17 août : Sous nos pieds, un labyrinthe de galeries

Ce matin, réveil avec un petit dèj’ très copieux et de qualité : des produits frais et régionaux, des croquettes de Vinsobres (de ce côté-là, on n’était pas dépaysé ;), Catherine nous avait fait des galettes, bref, un petit déjeuner digne de ce nom !
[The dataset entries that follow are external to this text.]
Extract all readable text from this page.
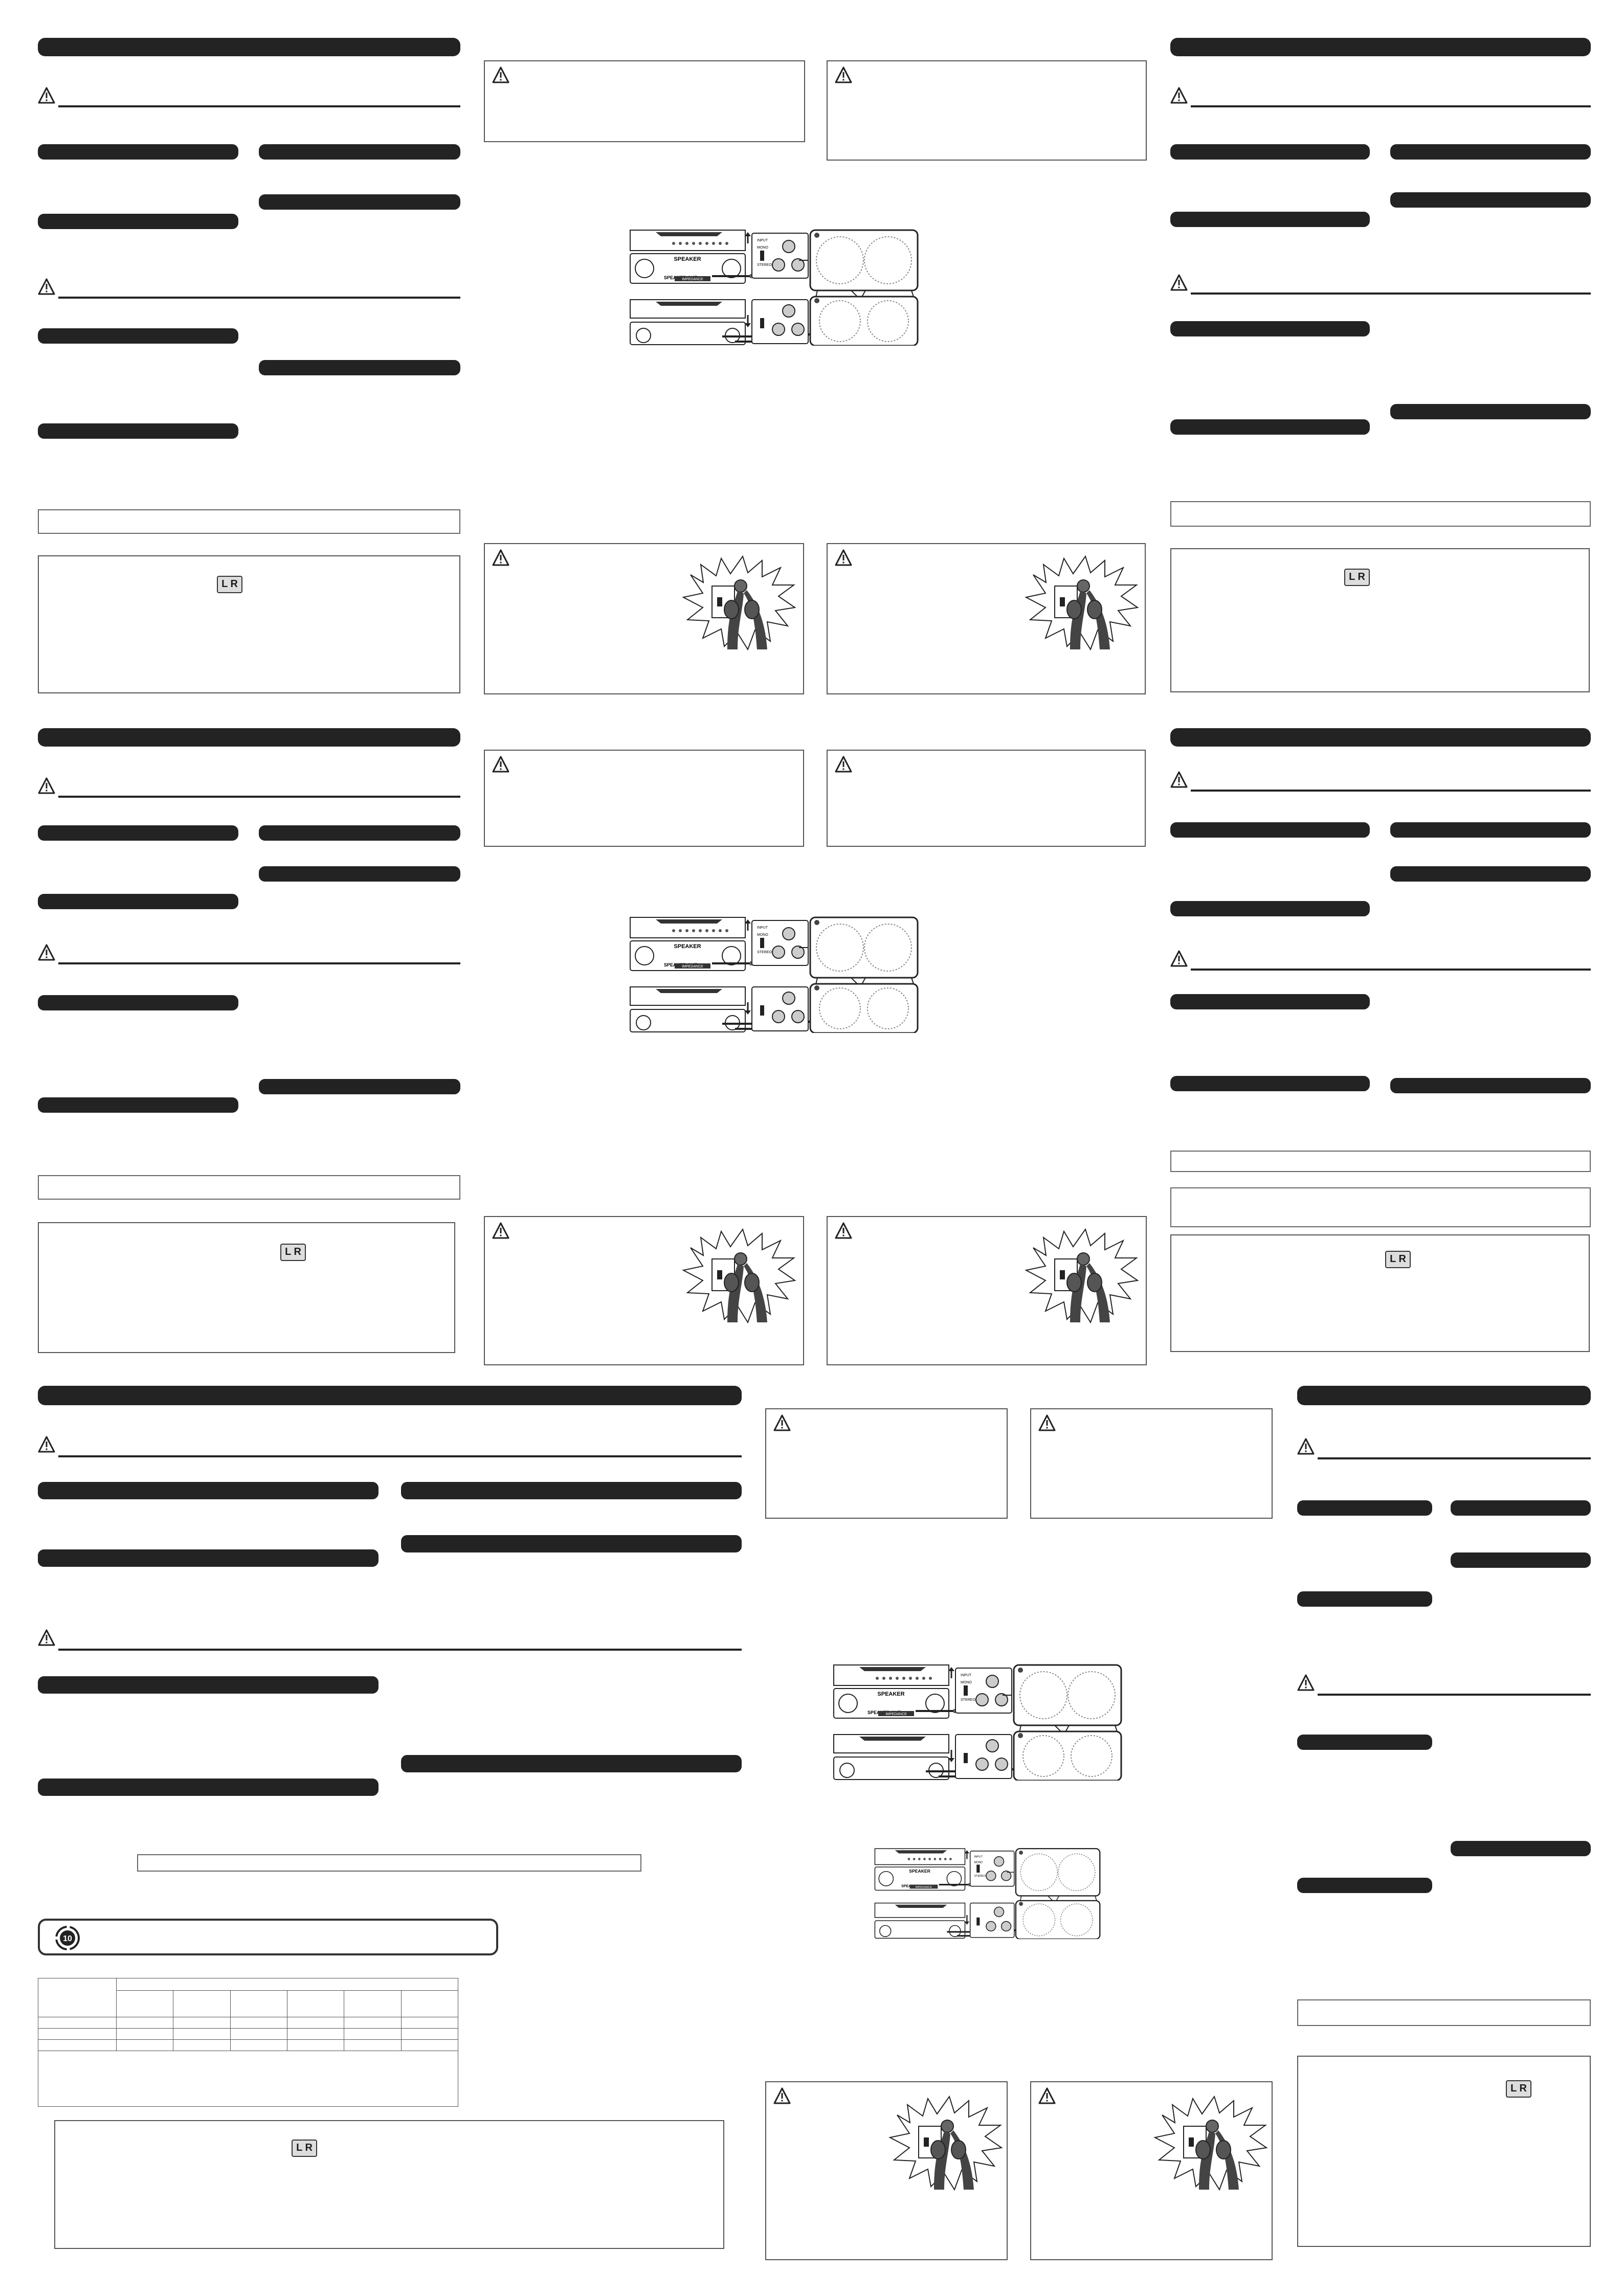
L R
L R
L R
L R
10

L R
L R
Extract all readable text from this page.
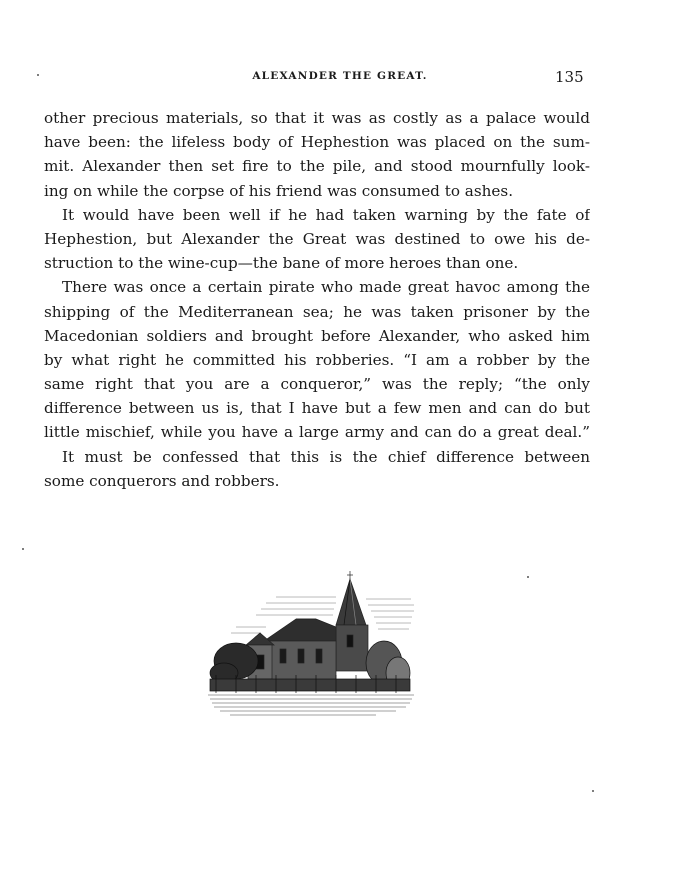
ALEXANDER THE GREAT.	135
other precious materials, so that it was as costly as a palace would
have been: the lifeless body of Hephestion was placed on the sum-
mit. Alexander then set fire to the pile, and stood mournfully look-
ing on while the corpse of his friend was consumed to ashes.
It would have been well if he had taken warning by the fate of
Hephestion, but Alexander the Great was destined to owe his de-
struction to the wine-cup—the bane of more heroes than one.
There was once a certain pirate who made great havoc among the
shipping of the Mediterranean sea; he was taken prisoner by the
Macedonian soldiers and brought before Alexander, who asked him
by what right he committed his robberies. “I am a robber by the
same right that you are a conqueror,” was the reply; “the only
difference between us is, that I have but a few men and can do but
little mischief, while you have a large army and can do a great deal.”
It must be confessed that this is the chief difference between
some conquerors and robbers.
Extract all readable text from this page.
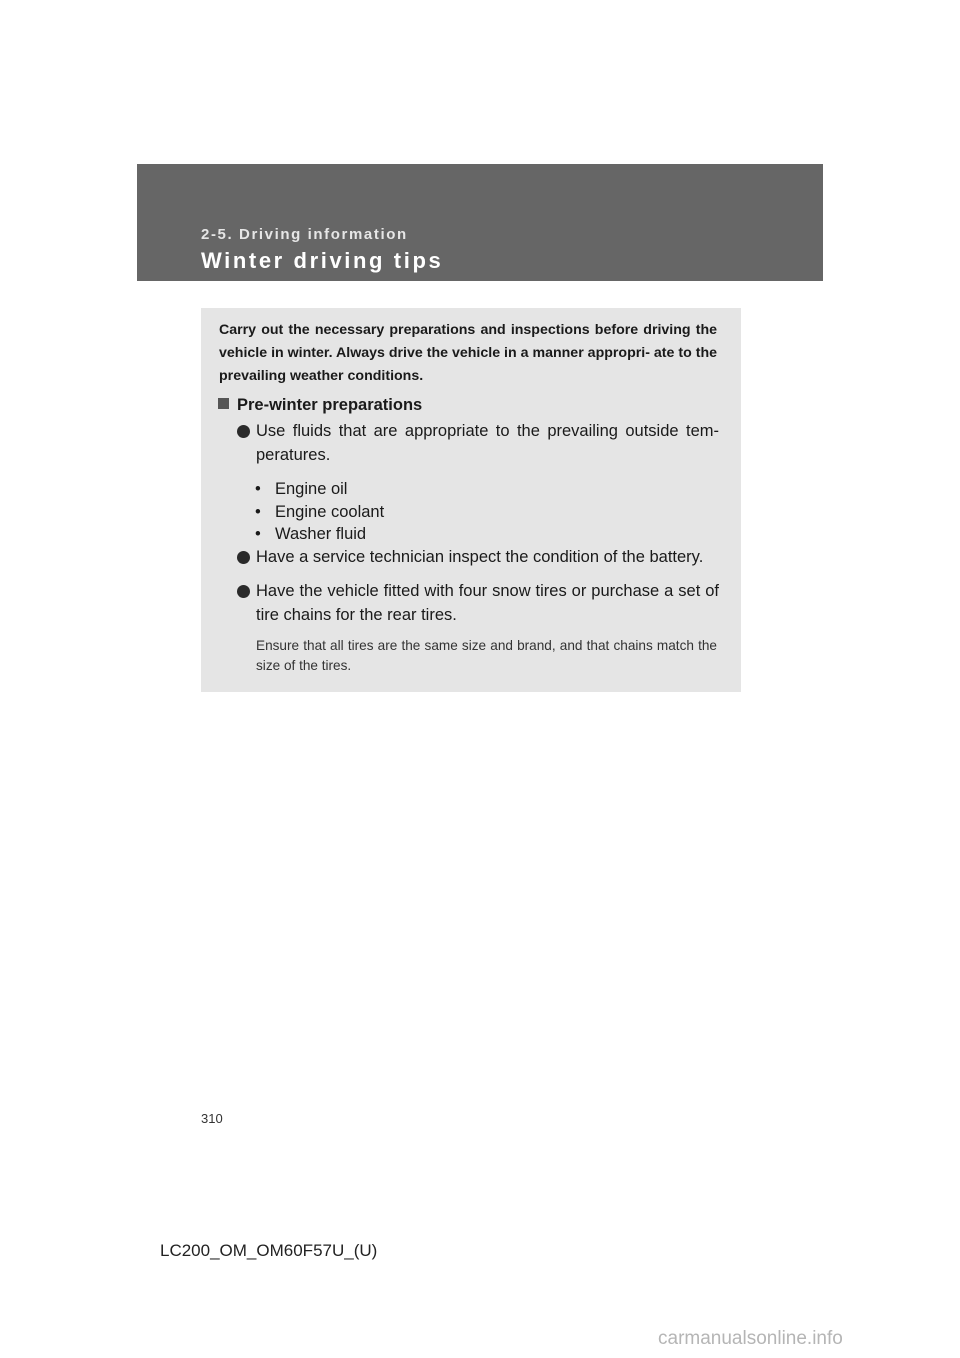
2-5. Driving information
Winter driving tips
Carry out the necessary preparations and inspections before driving the vehicle in winter. Always drive the vehicle in a manner appropri- ate to the prevailing weather conditions.
Pre-winter preparations
Use fluids that are appropriate to the prevailing outside tem- peratures.
• Engine oil
• Engine coolant
• Washer fluid
Have a service technician inspect the condition of the battery.
Have the vehicle fitted with four snow tires or purchase a set of tire chains for the rear tires.
Ensure that all tires are the same size and brand, and that chains match the size of the tires.
310
LC200_OM_OM60F57U_(U)
carmanualsonline.info
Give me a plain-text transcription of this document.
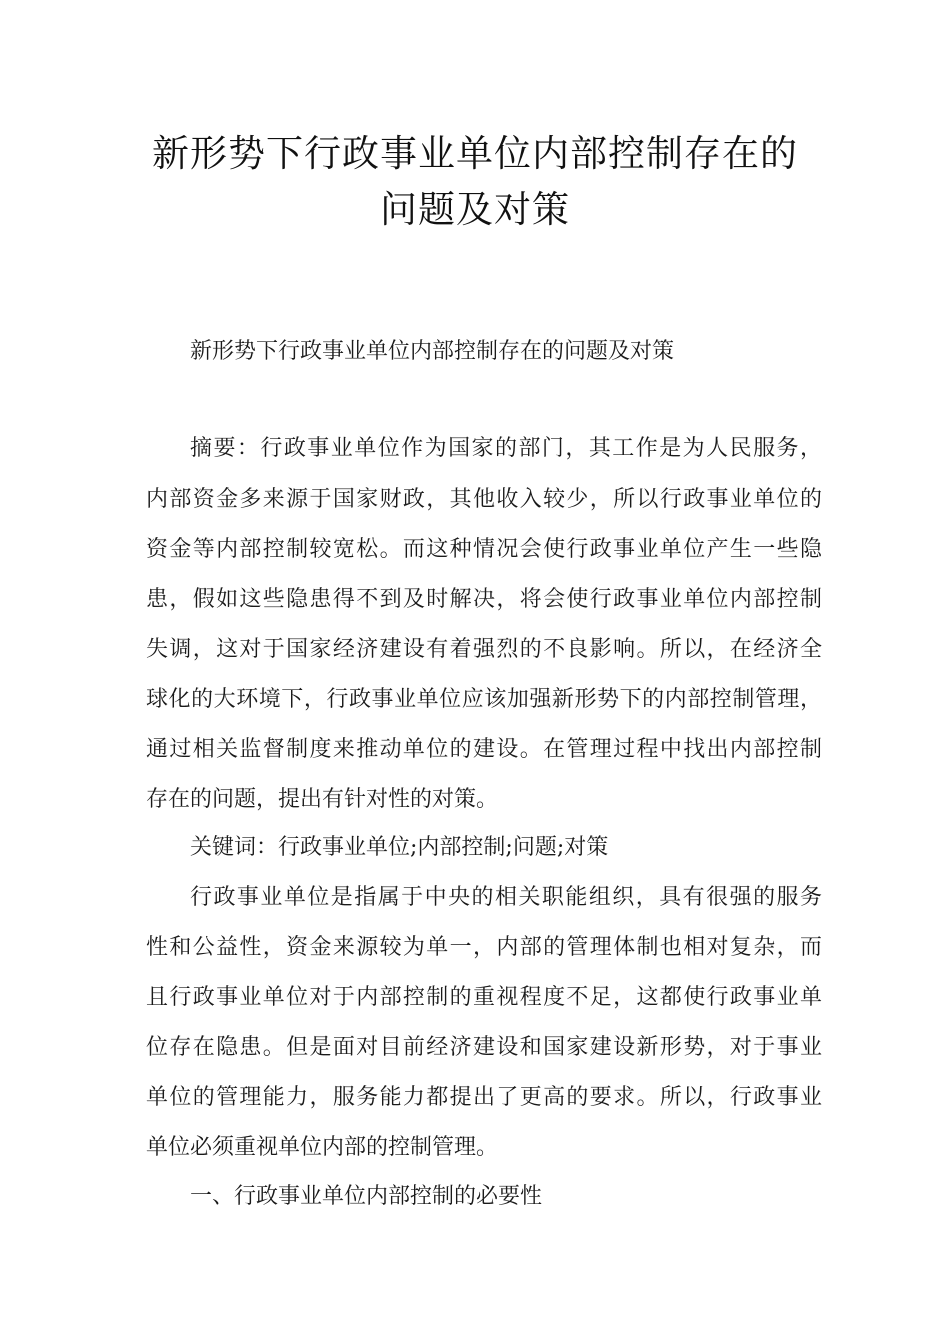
新形势下行政事业单位内部控制存在的
问题及对策
新形势下行政事业单位内部控制存在的问题及对策
摘要：行政事业单位作为国家的部门，其工作是为人民服务，
内部资金多来源于国家财政，其他收入较少，所以行政事业单位的
资金等内部控制较宽松。而这种情况会使行政事业单位产生一些隐
患，假如这些隐患得不到及时解决，将会使行政事业单位内部控制
失调，这对于国家经济建设有着强烈的不良影响。所以，在经济全
球化的大环境下，行政事业单位应该加强新形势下的内部控制管理，
通过相关监督制度来推动单位的建设。在管理过程中找出内部控制
存在的问题，提出有针对性的对策。
关键词：行政事业单位;内部控制;问题;对策
行政事业单位是指属于中央的相关职能组织，具有很强的服务
性和公益性，资金来源较为单一，内部的管理体制也相对复杂，而
且行政事业单位对于内部控制的重视程度不足，这都使行政事业单
位存在隐患。但是面对目前经济建设和国家建设新形势，对于事业
单位的管理能力，服务能力都提出了更高的要求。所以，行政事业
单位必须重视单位内部的控制管理。
一、行政事业单位内部控制的必要性
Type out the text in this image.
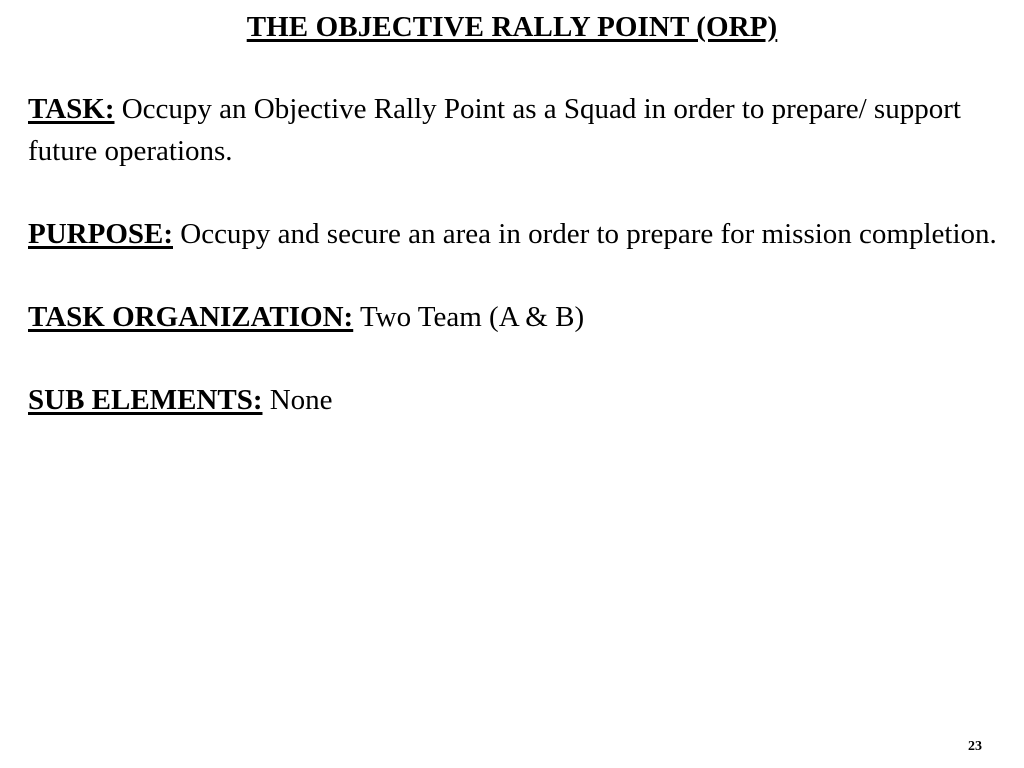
THE OBJECTIVE RALLY POINT (ORP)

TASK: Occupy an Objective Rally Point as a Squad in order to prepare/ support future operations.

PURPOSE: Occupy and secure an area in order to prepare for mission completion.

TASK ORGANIZATION: Two Team (A & B)

SUB ELEMENTS: None

23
De notre passage dans ce relai équestre, nous retiendrons deux mots : serviabilité et gentillesse. Le cadre est magique , l’accueil réservé est chaleureux, plein de gentillesse, Catherine était très attentionnée, aux petits soins avec nous. Si vous avez l’occasion de passer par là, nous ne pouvons que vous conseiller vivement cet endroit, avec ou sans équidé (les cavaliers ou randonneurs avec âne ne sont pas l’essentiel de sa clientèle). Nous nous sommes rendu compte après coup que ce gîte était recommandé par le Guide du Routard (décidemment, depuis le premier restaurant de Briançon à maintenant, nous sommes toujours bien tombés au hasard de notre trajet !), il le mérite bien !

Départ à 9 heures, à l’assaut du Senepy avec des brioches dans nos poches offertes par Catherine (merci pour tout !). D’entrée, nous nous sommes trompés de chemin… Après 2 kilomètres j’ai fini par sortir le GPS, qui jusqu’à présent ne m’avait pas servi, pour tenter de nous situer et voir par où passer. Plutôt que de rebrousser chemin, nous avons choisi de rejoindre le bon sentier par un chemin transverse pour limiter les kilomètres. Mais même par la suite, les indications laissaient à désirer…
Nous avons continué en direction de la Pierre plantée : les pierres plantées délimitaient les territoires des communes de la Mure et de La Motte d’Aveillans. Ces communes rivales s’affrontaient sur des problèmes de bûcheronnage et de pâturage, et ce bornage avait été commandité par l’évêque de Grenoble pour y remédier.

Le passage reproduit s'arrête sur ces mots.